Two thousand year old Mercury figurine found in Yorkshire
Ancient Origins reports that a metal detector enthusiast has discovered a 2000-year old figurine depicting the Roman god Mercury in a field near Selby, Yorkshire, UK. The Mercury figurine found in Yorkshire is made of copper alloy. Although it depicts the god wearing a cap, this garment has lost its famous wings. It is just one of many similar figures that have been found across the UK, according to the Yorkshire Post.

The York Museums Trust regularly receives artifacts found by the general public. According to Rebecca Griffiths, the Finds Liaison Officer for the Portable Antiquities Scheme at the York Museums Trust:

“Every year thousands of archaeological objects are discovered. While the majority of these come from metal-detector users, we also see many finds from people field-walking, gardening, renovating houses and even those out walking particularly inquisitive dogs.”

Ms Griffiths added that every year, she and her team of volunteers add more than 2,000 items to the museum’s collection, ranging from Roman coins to medieval buckles, to stone tools and post-medieval toys.
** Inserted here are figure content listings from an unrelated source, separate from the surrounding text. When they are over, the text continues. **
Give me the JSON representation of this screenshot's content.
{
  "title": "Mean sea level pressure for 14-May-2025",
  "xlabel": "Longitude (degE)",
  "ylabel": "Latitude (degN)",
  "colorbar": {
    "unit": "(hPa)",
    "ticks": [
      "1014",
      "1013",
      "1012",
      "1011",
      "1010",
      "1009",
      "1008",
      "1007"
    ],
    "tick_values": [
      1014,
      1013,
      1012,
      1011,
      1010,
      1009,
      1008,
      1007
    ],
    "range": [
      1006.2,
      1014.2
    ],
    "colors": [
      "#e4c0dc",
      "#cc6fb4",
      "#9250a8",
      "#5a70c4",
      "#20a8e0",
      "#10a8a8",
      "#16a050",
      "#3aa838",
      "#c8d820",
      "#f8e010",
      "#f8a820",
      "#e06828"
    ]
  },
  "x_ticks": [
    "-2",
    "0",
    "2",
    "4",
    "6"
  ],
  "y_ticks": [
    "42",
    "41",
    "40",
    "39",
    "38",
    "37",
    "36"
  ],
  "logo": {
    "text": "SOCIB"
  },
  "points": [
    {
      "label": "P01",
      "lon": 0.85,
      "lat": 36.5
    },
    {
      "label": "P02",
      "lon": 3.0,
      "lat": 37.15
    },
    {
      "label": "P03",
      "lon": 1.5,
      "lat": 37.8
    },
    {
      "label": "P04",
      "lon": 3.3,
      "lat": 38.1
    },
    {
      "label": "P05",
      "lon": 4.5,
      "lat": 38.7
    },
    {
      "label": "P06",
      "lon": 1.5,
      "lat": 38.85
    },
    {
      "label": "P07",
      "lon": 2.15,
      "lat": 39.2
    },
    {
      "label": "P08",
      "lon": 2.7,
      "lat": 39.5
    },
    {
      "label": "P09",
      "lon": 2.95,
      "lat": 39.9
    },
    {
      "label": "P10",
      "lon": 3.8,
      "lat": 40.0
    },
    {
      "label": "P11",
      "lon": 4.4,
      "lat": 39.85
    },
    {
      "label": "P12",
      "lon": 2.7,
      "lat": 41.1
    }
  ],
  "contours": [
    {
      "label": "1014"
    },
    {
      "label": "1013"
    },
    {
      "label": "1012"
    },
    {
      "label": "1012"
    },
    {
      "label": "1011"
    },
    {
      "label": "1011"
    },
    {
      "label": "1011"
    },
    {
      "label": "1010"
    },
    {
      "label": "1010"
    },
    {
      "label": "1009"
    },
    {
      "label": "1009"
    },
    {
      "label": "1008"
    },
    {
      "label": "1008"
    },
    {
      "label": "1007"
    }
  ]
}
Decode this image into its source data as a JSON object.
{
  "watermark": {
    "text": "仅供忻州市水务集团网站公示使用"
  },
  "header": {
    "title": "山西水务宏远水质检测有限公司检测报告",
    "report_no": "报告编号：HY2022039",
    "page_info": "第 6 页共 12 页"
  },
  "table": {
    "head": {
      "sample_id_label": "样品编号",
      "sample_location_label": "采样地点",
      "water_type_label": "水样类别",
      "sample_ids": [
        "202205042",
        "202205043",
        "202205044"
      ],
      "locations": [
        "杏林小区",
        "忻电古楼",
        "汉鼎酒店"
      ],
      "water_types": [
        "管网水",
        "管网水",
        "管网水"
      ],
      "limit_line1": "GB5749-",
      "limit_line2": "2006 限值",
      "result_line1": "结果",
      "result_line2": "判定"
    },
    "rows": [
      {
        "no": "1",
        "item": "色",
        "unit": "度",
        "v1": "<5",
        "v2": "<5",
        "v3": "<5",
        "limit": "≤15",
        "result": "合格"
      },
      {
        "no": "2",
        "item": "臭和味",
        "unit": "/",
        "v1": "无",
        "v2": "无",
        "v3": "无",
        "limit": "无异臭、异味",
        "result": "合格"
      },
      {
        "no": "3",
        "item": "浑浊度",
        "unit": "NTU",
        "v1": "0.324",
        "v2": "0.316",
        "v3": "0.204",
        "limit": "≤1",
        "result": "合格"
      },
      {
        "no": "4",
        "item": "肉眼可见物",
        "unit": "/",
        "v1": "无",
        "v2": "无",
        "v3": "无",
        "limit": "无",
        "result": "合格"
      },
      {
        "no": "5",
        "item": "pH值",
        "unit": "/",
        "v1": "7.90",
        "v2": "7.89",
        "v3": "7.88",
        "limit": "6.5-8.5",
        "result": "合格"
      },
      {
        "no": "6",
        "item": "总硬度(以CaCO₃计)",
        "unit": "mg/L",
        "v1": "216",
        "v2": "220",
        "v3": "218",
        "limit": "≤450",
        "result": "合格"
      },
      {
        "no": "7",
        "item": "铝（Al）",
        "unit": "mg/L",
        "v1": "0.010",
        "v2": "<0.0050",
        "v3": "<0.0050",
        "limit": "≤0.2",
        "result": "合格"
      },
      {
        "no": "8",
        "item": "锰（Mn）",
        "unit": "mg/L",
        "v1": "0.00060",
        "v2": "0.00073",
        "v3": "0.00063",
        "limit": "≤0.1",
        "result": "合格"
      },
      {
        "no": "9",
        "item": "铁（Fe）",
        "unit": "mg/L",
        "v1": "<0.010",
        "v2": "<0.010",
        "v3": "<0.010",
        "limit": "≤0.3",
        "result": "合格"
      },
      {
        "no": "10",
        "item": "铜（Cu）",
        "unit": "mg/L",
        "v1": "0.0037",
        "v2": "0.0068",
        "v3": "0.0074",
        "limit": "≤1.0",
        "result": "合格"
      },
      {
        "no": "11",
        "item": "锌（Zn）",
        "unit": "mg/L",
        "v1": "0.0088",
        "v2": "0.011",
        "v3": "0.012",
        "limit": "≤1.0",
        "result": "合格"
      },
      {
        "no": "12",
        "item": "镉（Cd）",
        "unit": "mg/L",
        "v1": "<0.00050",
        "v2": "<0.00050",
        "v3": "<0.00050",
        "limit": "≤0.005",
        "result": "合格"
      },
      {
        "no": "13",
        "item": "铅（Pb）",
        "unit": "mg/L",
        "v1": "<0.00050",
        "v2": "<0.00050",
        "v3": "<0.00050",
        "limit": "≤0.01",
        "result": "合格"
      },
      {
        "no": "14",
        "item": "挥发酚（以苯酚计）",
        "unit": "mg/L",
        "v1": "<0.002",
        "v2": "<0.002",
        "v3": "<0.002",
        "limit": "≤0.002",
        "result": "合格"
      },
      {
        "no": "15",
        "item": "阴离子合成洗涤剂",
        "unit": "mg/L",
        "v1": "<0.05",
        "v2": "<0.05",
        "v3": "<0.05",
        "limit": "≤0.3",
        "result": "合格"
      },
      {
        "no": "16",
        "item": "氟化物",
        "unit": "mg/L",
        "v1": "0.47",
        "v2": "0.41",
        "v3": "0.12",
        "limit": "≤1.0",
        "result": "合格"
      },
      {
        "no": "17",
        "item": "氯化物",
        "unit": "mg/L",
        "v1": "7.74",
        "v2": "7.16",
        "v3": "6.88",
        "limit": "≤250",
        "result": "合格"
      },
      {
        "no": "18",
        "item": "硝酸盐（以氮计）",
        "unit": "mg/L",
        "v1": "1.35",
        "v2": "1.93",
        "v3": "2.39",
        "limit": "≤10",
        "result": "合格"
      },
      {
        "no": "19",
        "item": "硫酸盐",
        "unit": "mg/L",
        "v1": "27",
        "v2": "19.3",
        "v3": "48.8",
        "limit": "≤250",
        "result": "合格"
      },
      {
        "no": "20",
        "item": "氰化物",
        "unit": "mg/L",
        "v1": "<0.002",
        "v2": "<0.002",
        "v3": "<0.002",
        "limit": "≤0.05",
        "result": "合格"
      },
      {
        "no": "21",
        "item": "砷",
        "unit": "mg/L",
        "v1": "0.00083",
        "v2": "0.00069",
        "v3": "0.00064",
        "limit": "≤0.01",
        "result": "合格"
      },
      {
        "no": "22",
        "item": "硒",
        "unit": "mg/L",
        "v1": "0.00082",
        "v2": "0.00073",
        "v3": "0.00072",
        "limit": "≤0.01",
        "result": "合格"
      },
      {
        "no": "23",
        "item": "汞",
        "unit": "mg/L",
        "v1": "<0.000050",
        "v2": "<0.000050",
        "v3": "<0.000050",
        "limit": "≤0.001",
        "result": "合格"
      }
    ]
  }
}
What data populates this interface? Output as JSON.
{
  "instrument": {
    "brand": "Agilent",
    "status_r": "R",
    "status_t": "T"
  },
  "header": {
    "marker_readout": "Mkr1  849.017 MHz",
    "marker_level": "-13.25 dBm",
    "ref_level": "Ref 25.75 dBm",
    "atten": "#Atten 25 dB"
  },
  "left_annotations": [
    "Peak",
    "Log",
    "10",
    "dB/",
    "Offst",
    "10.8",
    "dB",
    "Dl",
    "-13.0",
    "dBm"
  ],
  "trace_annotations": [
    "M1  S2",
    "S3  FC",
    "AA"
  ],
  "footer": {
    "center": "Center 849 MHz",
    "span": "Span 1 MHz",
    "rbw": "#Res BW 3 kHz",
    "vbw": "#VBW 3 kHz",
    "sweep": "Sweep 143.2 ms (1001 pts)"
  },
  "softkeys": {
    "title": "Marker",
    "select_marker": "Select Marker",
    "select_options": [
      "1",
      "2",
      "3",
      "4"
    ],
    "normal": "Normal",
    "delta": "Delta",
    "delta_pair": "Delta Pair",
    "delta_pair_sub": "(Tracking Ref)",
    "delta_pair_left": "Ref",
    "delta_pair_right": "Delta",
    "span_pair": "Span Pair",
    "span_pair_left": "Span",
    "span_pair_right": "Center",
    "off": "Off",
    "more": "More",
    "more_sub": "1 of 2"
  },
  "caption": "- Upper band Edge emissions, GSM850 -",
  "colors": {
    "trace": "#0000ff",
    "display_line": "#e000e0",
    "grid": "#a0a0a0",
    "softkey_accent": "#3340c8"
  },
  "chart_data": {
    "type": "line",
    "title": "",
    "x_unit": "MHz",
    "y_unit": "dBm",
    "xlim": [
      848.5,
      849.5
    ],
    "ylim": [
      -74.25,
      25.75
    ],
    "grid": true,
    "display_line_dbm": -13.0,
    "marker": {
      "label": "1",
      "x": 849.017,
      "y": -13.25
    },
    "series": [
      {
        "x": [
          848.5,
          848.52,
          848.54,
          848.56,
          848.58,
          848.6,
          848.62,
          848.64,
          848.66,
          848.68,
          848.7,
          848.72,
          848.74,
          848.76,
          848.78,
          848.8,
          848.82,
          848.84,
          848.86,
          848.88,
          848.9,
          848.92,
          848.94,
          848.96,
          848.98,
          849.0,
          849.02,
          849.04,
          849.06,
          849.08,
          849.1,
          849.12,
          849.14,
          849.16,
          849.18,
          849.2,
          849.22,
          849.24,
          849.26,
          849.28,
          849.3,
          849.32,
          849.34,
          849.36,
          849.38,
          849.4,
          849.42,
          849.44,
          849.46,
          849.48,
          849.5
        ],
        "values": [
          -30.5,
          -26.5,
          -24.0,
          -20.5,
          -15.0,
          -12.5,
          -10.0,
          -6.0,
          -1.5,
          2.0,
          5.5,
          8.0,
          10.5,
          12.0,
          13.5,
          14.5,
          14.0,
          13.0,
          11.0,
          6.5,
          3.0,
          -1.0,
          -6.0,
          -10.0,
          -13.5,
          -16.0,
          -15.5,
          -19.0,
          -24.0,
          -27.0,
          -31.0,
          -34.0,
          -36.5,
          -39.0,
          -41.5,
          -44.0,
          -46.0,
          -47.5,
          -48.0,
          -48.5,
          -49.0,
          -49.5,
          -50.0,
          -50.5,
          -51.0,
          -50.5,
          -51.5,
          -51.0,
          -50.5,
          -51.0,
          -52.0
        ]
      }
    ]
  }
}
Vandalism at Athenian Long Walls
Football supporters defaced the ancient Athenian Long Walls with graffiti. The walls, originally erected in the 5th century BC, were destroyed by Sparta in 403 BC and were rebuilt with the help of the Persians during the Corinthian War.

Vandals also defaced the prison cell in the Acropolis where philosopher Socrates is believed to have been held prior to being made to kill himself in 399 BC by drinking hemlock for corrupting the youth of Athens.

Staff of the Greek Ministry of Culture removed the graffiti. The incident comes as the Greek state granted 24-hour access to major archeological sites. Staff are worried that the new hours coupled with the short-staffed personnel will lead to greater vandalism.

Designs for cutting-edge museum for underwater artifacts unveiled
A presentation of designs for a new state-of-the-art museum for underwater antiquities at the port of Piraeus took place this week at the site where the new museum will be transformed from a current industrial site, Protothema reports. The presentation took place aboard a Liberty-class freighter now also serving as a floating museum.

The current site served as a grain storage facility complete with silo, constructed in 1936, itself an example of industrial design. The new facility is expected to house nearly 2,000 antiquities and artifacts found at the bottom of seas around Greece. Most of the exhibits are currently in storage, the product of nearly 40 years of archaeological research. Total exhibition space will be 6,500 square meters within the 13,500 sq. meter building.

Another highly-anticipated facet of the new museum is the opportunity to finally salvage and preserve several ancient, medieval and more contemporary shipwrecks still languishing at the bottom of the sea.